FACE; DISCOLORATION; dark, dusky; eyes, under: adam., cimic., fago., mangi.,
musa, ph-ac., phos.
QUESTION: Can you describe this any further? Is in a dark area completely
surrounding each eye, or only under the eyes?
Does the above rubric seem to suit?
QUESTION for all: Since this is part of the chronic case, would we leave it
out? Or would we assume that the gallstones and the eneuresis grow from the
same soil, and leave it is?
URINE; COLOR; dark (K683, G584)
(Any color - green, brown, black, blue, etc.?)

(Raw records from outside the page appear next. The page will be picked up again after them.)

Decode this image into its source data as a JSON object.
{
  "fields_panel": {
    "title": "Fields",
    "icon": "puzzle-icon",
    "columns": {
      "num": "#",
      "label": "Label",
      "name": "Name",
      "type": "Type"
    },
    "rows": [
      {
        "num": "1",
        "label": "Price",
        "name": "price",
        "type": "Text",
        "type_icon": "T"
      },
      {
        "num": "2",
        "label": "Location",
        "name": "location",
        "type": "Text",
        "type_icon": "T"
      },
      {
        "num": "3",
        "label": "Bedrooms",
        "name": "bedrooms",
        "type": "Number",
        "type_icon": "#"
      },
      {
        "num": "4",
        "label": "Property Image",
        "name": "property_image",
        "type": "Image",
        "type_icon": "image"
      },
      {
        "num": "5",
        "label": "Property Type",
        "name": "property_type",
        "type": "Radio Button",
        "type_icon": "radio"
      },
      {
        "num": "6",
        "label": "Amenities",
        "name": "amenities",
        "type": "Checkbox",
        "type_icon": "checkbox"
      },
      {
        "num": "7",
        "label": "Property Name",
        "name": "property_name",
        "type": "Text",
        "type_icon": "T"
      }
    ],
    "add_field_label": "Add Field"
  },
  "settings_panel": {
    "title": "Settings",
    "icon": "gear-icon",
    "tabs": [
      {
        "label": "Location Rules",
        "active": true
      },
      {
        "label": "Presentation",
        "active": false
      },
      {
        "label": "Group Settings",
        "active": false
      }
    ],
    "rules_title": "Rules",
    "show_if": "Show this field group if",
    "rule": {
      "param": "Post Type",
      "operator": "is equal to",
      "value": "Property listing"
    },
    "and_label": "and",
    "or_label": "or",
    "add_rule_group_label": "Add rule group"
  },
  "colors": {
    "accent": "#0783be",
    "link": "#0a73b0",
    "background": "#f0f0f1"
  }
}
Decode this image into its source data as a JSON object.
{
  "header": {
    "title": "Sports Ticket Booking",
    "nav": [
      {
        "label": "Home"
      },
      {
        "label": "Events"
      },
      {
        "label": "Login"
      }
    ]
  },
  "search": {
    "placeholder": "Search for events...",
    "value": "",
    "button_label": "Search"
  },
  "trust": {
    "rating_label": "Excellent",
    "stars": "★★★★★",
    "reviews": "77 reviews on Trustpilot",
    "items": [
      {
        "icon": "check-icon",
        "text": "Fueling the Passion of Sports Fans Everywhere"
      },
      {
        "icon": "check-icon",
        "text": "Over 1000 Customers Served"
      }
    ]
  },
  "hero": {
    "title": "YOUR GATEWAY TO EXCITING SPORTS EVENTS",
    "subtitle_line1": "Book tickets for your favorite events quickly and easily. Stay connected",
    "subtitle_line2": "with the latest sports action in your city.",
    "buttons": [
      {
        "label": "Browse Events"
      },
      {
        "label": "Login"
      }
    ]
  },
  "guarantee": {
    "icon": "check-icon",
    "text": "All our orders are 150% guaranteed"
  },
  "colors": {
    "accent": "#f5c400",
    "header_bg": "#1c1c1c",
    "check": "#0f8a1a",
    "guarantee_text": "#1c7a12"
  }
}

QUESTION: Can you describe that further? E.g. perhaps any of the
following?
acrid, pungent
ammoniacal
amniotic fluid, like
aromatic
asparagus, like after eating
beans, like boiled
burnt horn
cadaverous
café-au-lait, like
cats urine, like
changeable
chlorine
coffee
eggs, spoiled, like
fishy
fishbrine
fragrant
fruit, like
garlic, like
hay, like
heavy
horrible, after standing a short time
horses urine, like
iodine, like
ketonic
meat, like raw
mouldy
mousy
musk
nutmeg
offensive
oily
onions
pork, like fresh
putrid
raspberry, like
russian lettuce
saffron, like
sickly
skunky
sourish
strong
sulphur, of
sweetish
tansy, like
tobacco, like
valerian, like
violets, like
Do you mean there is drooling at night, or excessive saliva, or something
else unusual about it?
There are naturopathic methods to expell gallstones.
Does his doctor feel that the situation is urgent? Because if so (which the
blackening and yellowing would suggest to me), then the parents must not
delay in finding someone competent to handle the problem, whether allopathic
or otherwise.
Are the parents following up closely with the doctors?
Homeopathy can help *if* the correct remedy is found. But this is IMO a
difficult way to go about finding the remedy... He should be followed
in-person, by someone with known qualification to handle the problem.